Wraps and hoardings are nothing if not adaptable and can evolve with the site they embellish, but preparation is vital. Aside from what can be as long as an eight-week waiting period for planning permission that Kelsing mentions, Burton says, “You need to make sure you walk the site to understand where the hoarding line can go, and also accept that this line will move throughout construction, so get ready to refresh your creative or think of modular ways to approach this.

She adds, “Make sure you understand how people will experience the hoarding – on foot? By bus? Car? What are the main directions of travel? A good understanding of the customer journey is key to making sure you balance brand and directional messaging. Once you know this, let your creativity flow, and if budgets allow, explore different materials, textures and layers to make sure you stand out.
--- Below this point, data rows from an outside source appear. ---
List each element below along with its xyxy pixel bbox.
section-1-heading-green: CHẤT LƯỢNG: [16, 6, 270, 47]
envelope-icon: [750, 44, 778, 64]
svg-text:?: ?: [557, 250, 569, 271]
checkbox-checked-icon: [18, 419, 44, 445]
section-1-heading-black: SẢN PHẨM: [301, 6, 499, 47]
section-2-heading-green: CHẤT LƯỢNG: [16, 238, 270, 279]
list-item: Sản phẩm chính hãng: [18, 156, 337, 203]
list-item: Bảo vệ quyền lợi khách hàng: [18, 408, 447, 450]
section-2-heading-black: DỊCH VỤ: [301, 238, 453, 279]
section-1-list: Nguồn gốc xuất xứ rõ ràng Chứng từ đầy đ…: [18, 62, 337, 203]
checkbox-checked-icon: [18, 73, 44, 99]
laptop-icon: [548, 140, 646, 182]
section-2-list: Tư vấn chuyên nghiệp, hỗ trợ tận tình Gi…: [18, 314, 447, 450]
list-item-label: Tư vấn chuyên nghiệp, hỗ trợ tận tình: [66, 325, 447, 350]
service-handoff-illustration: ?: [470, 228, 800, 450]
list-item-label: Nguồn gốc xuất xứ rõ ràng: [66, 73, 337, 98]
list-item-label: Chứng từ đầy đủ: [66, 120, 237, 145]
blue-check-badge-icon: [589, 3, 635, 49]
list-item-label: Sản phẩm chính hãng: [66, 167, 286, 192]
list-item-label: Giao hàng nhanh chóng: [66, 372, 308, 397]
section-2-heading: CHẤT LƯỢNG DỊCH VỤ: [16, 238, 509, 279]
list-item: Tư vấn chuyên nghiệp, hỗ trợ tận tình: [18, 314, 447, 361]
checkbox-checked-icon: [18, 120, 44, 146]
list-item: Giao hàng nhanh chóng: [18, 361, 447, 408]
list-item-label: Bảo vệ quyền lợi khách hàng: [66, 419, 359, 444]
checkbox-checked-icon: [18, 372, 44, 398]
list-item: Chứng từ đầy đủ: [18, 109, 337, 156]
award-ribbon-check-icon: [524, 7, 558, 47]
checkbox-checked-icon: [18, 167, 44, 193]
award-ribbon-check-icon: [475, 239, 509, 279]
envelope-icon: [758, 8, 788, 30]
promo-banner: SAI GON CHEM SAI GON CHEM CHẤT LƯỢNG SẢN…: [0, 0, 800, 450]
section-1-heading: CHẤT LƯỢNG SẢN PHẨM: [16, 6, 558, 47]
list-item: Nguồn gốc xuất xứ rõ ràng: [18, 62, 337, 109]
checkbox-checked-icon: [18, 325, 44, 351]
Any form of illumination is spot on for these dreary winter months too.”

These were key considerations in Perq’s work for Ballymore on its Goodluck Hope property development in London. Perq’s task was to use hoarding to direct people from public transport to the development, which the design agency saw as a perfect opportunity to bring to life the brand message and cultural heritage of the development with a fly-poster effect that told the stories of the creative community in the area. It was supported with playful floor graphics as an important consideration is to realise hoarding can’t do everything by itself.

Kelsing says that projects can run from 5m by 5m shopfronts to 4,000 square metres, from £1,000 to £120,000 and from a lifespan of a few weeks to three years or even longer in the case of Tenerife Perla. They can be playful, engaging, unmissable or deliberately recessive to the point of being virtually invisible so they blend into the immediate environment.

There are few limits on what can be done in terms of logistics. An assault on the senses or subtle brand messaging or anywhere in between; the choice is for those who dare to dream.